As part of the prerequisites for NYU’s Food Studies program, they require you to have some hands-on experience that extends beyond your own home kitchen. So I’m looking through the course schedule at the Institute of Culinary Education (aka ICE) with absolute delight. A Greenmarket cooking class! A knife class! A “Fine Cooking” class! A salt class! Where to start???? I’m thinking of the knife class – it’s only a 3-hour class I can take after work so I don’t have to worry about too much commitment at this point. If it goes well, I can do the “Fine Cooking” class, which is much more money and five 5-hour classes. Between those two classes, I will have satisfied the prerequisite. I’m on my way!

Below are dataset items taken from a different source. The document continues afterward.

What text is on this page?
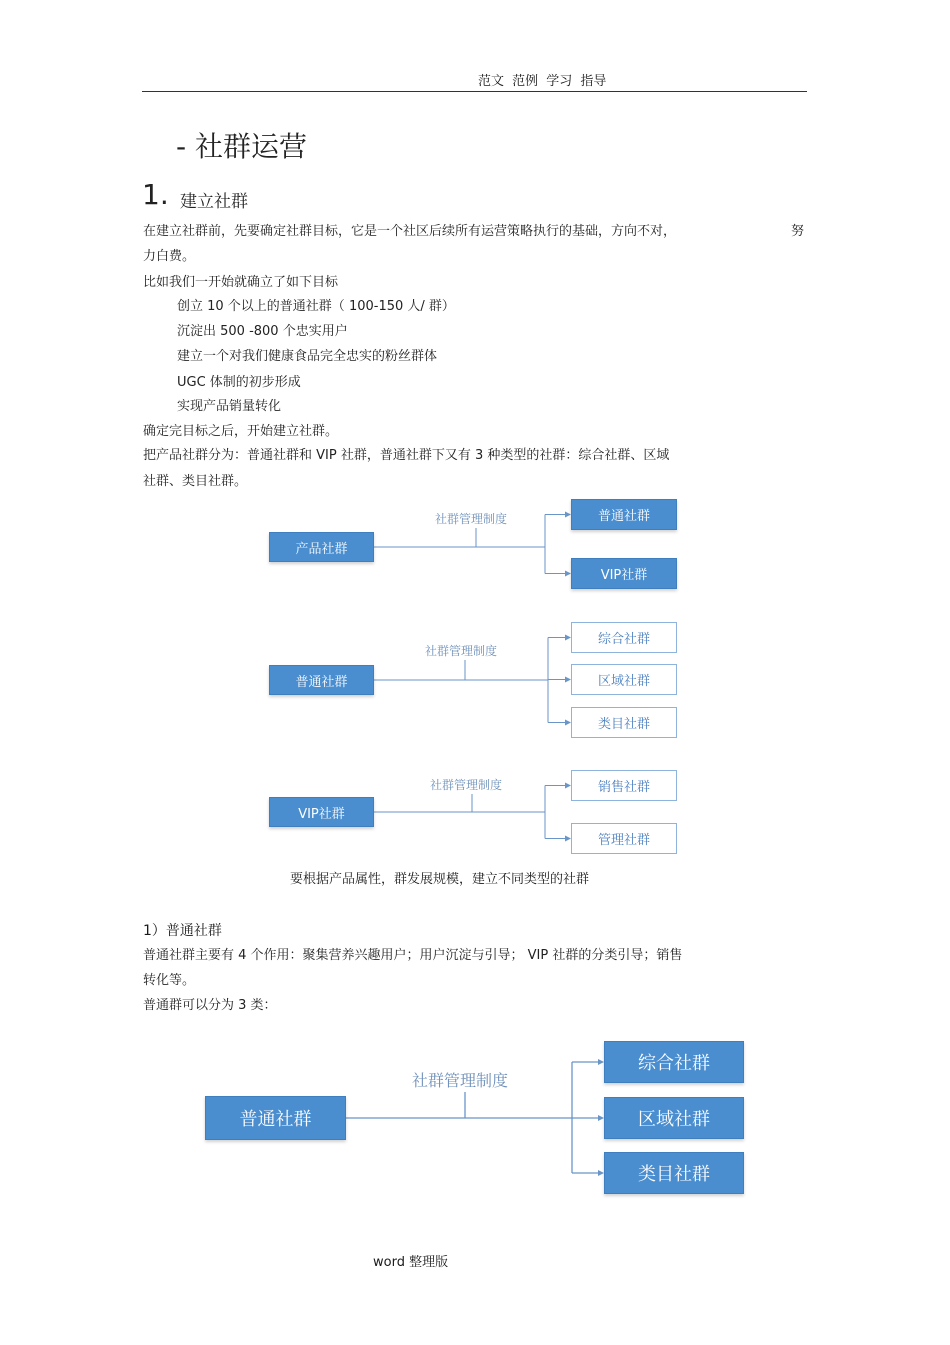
范文 范例 学习 指导
- 社群运营
1. 建立社群
在建立社群前，先要确定社群目标，它是一个社区后续所有运营策略执行的基础，方向不对，	努
力白费。
比如我们一开始就确立了如下目标
创立 10 个以上的普通社群（ 100-150 人/ 群）
沉淀出 500 -800 个忠实用户
建立一个对我们健康食品完全忠实的粉丝群体
UGC 体制的初步形成
实现产品销量转化
确定完目标之后，开始建立社群。
把产品社群分为：普通社群和 VIP 社群，普通社群下又有 3 种类型的社群：综合社群、区域
社群、类目社群。
产品社群
社群管理制度	普通社群
VIP社群
普通社群
社群管理制度
综合社群
区域社群
类目社群
VIP社群
社群管理制度	销售社群
管理社群
要根据产品属性，群发展规模，建立不同类型的社群
1）普通社群
普通社群主要有 4 个作用：聚集营养兴趣用户；用户沉淀与引导； VIP 社群的分类引导；销售
转化等。
普通群可以分为 3 类：
普通社群
社群管理制度
综合社群
区域社群
类目社群
word 整理版
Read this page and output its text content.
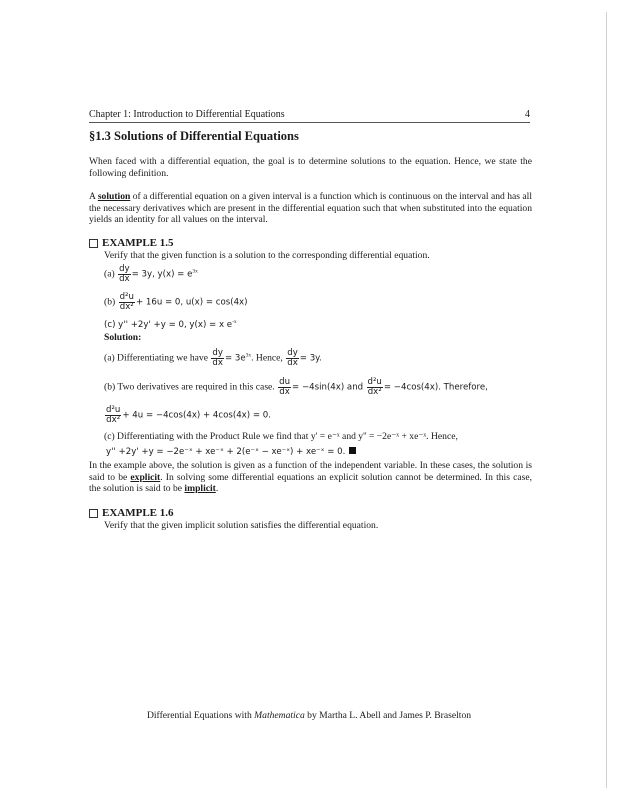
Chapter 1: Introduction to Differential Equations	4
§1.3 Solutions of Differential Equations
When faced with a differential equation, the goal is to determine solutions to the equation. Hence, we state the following definition.
A solution of a differential equation on a given interval is a function which is continuous on the interval and has all the necessary derivatives which are present in the differential equation such that when substituted into the equation yields an identity for all values on the interval.
EXAMPLE 1.5
Verify that the given function is a solution to the corresponding differential equation.
$(a) \frac{dy}{dx} = 3y$, $y(x) = e^{3x}$
$(b) \frac{\text{d²u}}{\text{dx²}} + 16u = 0$, u(x) = cos(4x)
(c) y'' +2y' +y = 0, y(x) = x $e^{-x}$
Solution:
(a) Differentiating we have $\frac{dy}{dx} = 3e^{3x}$. Hence, $\frac{dy}{dx} = 3y$.
(b) Two derivatives are required in this case. $\frac{du}{dx} = -4\sin(4x)$ and $\frac{\text{d²u}}{\text{dx²}} = -4\cos(4x)$. Therefore,
$\frac{\text{d²u}}{\text{dx²}} + 4u = -4\cos(4x) + 4\cos(4x) = 0$.
(c) Differentiating with the Product Rule we find that y' = e⁻ˣ and y'' = −2e⁻ˣ + xe⁻ˣ. Hence,
y'' +2y' +y = −2e⁻ˣ + xe⁻ˣ + 2(e⁻ˣ − xe⁻ˣ) + xe⁻ˣ = 0.
In the example above, the solution is given as a function of the independent variable. In these cases, the solution is said to be explicit. In solving some differential equations an explicit solution cannot be determined. In this case, the solution is said to be implicit.
EXAMPLE 1.6
Verify that the given implicit solution satisfies the differential equation.
Differential Equations with Mathematica by Martha L. Abell and James P. Braselton
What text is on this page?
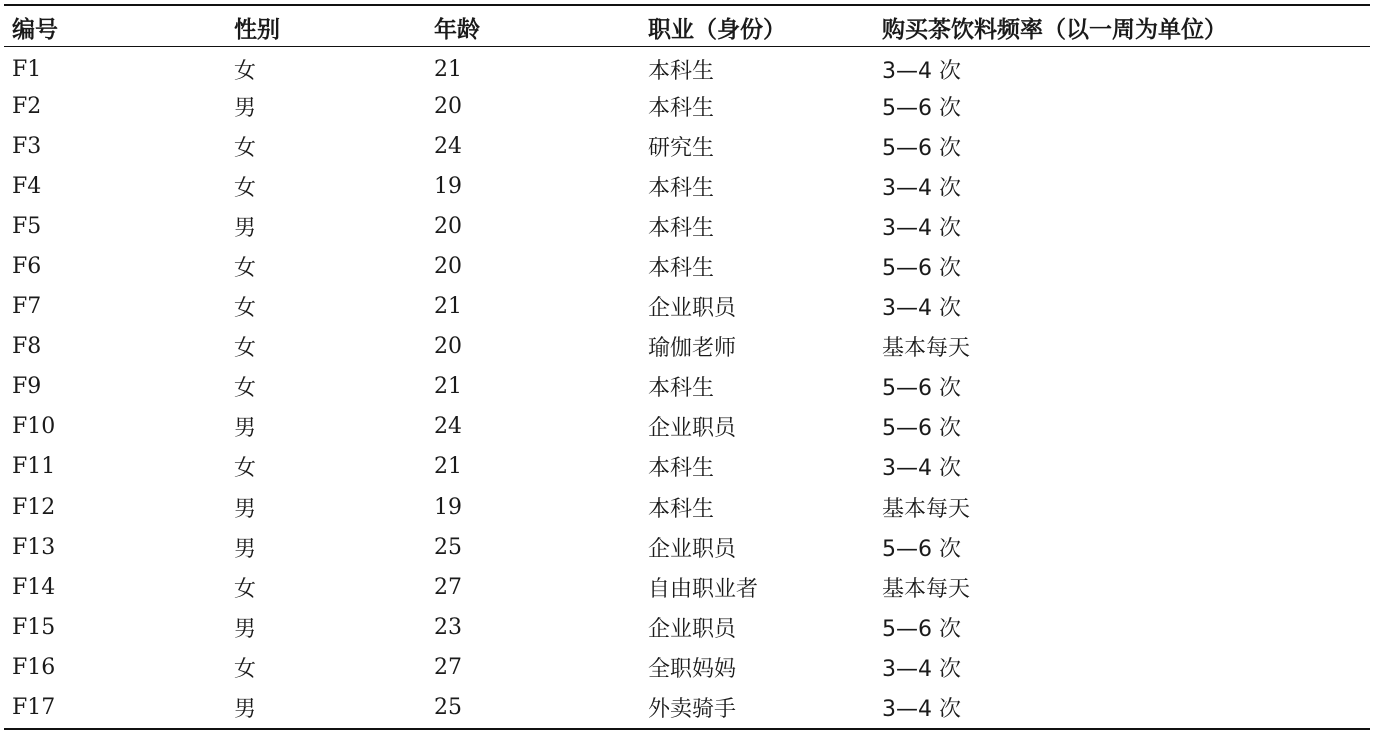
编号	性别	年龄	职业（身份）	购买茶饮料频率（以一周为单位）
F1	女	21	本科生	3—4 次
F2	男	20	本科生	5—6 次
F3	女	24	研究生	5—6 次
F4	女	19	本科生	3—4 次
F5	男	20	本科生	3—4 次
F6	女	20	本科生	5—6 次
F7	女	21	企业职员	3—4 次
F8	女	20	瑜伽老师	基本每天
F9	女	21	本科生	5—6 次
F10	男	24	企业职员	5—6 次
F11	女	21	本科生	3—4 次
F12	男	19	本科生	基本每天
F13	男	25	企业职员	5—6 次
F14	女	27	自由职业者	基本每天
F15	男	23	企业职员	5—6 次
F16	女	27	全职妈妈	3—4 次
F17	男	25	外卖骑手	3—4 次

I recently heard about the journal Gastronomica and thought a subscription might be in order. So I went to the website to check it out and read an intriguing letter from the editor that is in a similar vein to our earlier discussion about NYT’s “Fat Pack” article. She discusses the juxtaposition of providing healthy, delicious, affordable food to disadvantaged families and communities with the idea that good food – or any food, really – should cost more. Those ideas seem completely contradictory to each other. She’s right, though: I live in a lovely part of Queens with decent restaurants, a fish monger, a cheese store, and a great market for my other needs. And I spend a significant portion of my income on food. But I work in a disadvantaged neighborhood, right across the street from the bus depot, and it is incredibly difficult to find healthy food around here. I usually bring my lunch to work but, occasionally, I’ll forget and need to buy lunch here. You wouldn’t believe the difficulty in doing that. There’s a market nearby, but the produce is sub-par and comes from everywhere but New York. Forget good bread or any unprocessed cheese. Everything comes frozen, in a can, in bulk, or vaccuum-packed. Not surprisingly, you’ll see a significantly larger number of overweight and obese people in the neighborhood I work in as opposed to the one I live in. During my info session, the director of the Food Studies program repeatedly threw around the term “food crisis in this country” and I don’t think that’s stating it too strongly. Darra Goldstein’s letter just added one more voice to the dull roar.
On that note, the Sustainable Table has a wonderful blog and they posted about a curriculum package by Equal Exchange. It teaches kids about fair trade, food production and sustainable living. This seems as good a place as any to start turning this thing around.